Their joy was freed. Ayoch cartwheeled over the
ground till he reached a shiverleaf. There he swarmed up the trunk and out on a limb, perched half hidden by unrestful pale foliage, and crowed. Boy and girl bore the child toward Carheddin at an easy distance-devouring lope which let him pipe and her sing:
“Wahaii, wahaii!
Wayala, laii!
Wing on the wind
high over heaven,
shrilly shrieking,
rush with the rainspears,
tumble through tumult, drift to the moonhoar trees and the dream-heavy shadows
beneath them,
and rock in, be one with the clinking wavelets of lakes
where the starbeams drown.”
§
As she entered, Barbro Cullen felt, through all grief and fury, stabbed by dismay. The room was unkempt. Journals, tapes, reels, codices, file boxes, bescribbled papers were piled on every table. Dust filmed most shelves and corners. Against one wall stood a laboratory setup, microscope and analytical equipment. She recognized it as compact and efficient, but it was not what you would expect in an office, and it gave the air a faint chemical reek. The rug was threadbare, the furniture shabby.
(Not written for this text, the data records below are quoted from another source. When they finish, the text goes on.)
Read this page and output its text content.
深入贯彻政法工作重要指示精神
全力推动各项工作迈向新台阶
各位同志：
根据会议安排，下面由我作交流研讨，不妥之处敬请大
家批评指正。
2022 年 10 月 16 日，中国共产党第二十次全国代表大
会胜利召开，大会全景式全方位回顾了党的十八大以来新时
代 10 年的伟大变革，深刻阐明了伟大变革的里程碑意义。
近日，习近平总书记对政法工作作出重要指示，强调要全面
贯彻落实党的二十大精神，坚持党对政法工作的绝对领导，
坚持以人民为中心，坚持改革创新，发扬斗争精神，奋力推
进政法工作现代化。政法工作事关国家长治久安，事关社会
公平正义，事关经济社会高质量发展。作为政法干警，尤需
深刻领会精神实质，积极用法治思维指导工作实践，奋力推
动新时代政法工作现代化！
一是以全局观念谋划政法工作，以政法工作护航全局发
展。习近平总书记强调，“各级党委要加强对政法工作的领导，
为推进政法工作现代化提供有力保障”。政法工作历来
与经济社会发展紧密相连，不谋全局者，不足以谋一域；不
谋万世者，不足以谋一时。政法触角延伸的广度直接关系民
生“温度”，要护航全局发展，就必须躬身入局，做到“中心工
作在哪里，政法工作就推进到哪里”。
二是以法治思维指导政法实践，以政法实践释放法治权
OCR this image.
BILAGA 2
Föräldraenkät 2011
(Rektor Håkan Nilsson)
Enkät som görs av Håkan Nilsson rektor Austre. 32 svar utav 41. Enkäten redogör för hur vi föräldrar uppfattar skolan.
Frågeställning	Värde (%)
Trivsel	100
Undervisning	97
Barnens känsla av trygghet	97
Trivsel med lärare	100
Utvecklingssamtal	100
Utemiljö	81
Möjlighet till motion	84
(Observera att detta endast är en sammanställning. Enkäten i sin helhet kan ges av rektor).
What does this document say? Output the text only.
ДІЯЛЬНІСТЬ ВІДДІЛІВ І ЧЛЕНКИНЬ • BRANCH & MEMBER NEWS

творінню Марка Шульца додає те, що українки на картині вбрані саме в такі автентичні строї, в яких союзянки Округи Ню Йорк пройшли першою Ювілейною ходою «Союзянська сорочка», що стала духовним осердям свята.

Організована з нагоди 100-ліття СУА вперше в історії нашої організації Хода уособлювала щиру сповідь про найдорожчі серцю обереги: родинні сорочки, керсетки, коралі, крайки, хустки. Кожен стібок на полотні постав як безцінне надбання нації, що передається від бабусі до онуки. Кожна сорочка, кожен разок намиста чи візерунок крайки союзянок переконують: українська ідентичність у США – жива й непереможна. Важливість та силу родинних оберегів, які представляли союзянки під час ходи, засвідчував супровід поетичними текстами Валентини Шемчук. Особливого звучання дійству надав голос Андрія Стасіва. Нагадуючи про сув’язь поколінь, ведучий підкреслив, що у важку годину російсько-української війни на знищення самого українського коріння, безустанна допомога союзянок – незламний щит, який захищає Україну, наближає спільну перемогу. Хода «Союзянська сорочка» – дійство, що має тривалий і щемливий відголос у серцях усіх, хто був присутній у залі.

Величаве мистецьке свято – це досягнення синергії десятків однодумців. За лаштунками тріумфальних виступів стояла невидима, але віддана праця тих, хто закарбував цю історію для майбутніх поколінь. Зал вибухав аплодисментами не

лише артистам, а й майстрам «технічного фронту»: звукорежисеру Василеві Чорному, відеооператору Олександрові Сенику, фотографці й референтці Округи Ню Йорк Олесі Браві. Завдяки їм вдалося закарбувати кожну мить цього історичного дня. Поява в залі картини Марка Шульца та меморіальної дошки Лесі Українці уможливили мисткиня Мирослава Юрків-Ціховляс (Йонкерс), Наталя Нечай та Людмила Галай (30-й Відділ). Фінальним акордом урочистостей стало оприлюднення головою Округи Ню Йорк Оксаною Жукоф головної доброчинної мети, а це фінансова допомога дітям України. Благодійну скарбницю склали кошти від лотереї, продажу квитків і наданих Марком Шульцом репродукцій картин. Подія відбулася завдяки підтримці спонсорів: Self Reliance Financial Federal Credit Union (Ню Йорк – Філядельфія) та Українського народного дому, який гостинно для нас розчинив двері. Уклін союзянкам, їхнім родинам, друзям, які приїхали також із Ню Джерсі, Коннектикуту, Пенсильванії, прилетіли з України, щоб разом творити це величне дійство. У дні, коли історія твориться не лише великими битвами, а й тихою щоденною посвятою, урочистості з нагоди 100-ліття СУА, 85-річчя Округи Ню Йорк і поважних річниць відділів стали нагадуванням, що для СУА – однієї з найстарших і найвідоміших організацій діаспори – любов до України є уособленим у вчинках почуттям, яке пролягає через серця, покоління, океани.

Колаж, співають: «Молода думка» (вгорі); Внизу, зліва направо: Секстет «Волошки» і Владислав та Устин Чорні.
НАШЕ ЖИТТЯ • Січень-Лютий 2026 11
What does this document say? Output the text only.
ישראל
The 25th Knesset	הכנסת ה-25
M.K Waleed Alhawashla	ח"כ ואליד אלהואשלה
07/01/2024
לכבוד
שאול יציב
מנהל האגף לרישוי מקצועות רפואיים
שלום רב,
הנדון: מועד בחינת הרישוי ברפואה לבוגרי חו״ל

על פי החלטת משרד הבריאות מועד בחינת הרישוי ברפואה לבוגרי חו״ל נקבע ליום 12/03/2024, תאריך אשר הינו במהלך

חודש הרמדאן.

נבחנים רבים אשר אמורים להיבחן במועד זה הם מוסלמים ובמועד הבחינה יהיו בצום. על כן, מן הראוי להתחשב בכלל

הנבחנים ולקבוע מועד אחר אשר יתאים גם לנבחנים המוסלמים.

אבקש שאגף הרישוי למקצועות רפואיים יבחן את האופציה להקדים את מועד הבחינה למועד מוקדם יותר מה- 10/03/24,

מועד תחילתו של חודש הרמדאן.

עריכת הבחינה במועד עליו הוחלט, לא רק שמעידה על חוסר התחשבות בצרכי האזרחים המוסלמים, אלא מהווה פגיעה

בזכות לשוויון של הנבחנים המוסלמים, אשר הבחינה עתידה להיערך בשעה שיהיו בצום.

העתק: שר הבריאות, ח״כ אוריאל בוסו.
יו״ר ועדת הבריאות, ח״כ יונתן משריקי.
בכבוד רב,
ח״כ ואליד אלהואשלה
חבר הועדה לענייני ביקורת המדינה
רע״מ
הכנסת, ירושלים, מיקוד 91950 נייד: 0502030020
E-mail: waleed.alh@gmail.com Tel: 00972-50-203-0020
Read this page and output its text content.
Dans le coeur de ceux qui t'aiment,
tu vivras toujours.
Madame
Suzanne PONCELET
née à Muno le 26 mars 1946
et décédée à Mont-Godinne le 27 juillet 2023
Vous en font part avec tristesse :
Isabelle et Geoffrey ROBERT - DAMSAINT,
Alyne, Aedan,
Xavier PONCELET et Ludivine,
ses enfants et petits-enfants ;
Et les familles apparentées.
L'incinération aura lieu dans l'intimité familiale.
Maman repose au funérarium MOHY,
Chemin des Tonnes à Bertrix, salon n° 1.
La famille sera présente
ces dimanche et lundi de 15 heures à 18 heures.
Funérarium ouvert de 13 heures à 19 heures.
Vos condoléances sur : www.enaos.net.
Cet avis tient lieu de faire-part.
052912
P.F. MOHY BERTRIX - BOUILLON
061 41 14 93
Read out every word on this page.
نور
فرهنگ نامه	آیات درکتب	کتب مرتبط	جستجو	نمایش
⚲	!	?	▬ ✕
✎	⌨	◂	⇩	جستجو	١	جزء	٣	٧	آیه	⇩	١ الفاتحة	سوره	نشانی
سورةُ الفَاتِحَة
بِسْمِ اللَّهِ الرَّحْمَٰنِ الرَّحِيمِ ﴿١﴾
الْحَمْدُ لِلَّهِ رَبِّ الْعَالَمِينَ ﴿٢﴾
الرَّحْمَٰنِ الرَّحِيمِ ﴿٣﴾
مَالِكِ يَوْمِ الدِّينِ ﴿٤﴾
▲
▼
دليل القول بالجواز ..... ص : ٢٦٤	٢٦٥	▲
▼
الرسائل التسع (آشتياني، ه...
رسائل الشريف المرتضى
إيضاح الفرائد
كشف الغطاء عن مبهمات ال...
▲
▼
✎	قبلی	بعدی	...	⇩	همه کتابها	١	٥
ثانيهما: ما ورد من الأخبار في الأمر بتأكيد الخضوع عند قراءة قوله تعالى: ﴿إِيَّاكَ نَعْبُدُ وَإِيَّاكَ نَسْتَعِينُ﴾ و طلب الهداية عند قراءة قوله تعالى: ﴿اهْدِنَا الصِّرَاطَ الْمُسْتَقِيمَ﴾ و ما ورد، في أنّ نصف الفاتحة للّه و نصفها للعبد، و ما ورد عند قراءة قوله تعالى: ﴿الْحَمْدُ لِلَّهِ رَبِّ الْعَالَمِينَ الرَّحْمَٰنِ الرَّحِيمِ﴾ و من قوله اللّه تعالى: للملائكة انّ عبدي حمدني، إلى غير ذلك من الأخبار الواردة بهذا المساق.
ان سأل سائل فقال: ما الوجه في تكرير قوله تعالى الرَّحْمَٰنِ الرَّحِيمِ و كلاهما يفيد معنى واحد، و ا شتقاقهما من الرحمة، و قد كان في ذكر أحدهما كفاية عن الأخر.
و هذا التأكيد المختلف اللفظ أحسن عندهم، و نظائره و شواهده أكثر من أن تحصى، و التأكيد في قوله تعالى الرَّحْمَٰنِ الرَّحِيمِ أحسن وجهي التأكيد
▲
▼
This was her final chance?
Then Eric Sherrinford approached. “Good day, Mrs. Cullen,” he said. His tone was crisp, his handclasp firm. His faded gripsuit didn’t bother her. She wasn’t inclined to fuss about her own appearance except on special occasions. (And would she ever again have one, unless she got back Jimmy?) What she observed was a cat’s personal neatness.
A smile radiated in crow’s feet from his eyes. “Forgive my bachelor housekeeping. On Beowulf we have—we had, at any rate, machines for that, so I never acquired the habit myself, and I don’t want a hireling disarranging my tools. More convenient to work out of my apartment than keep a separate office. Won’t you be seated?”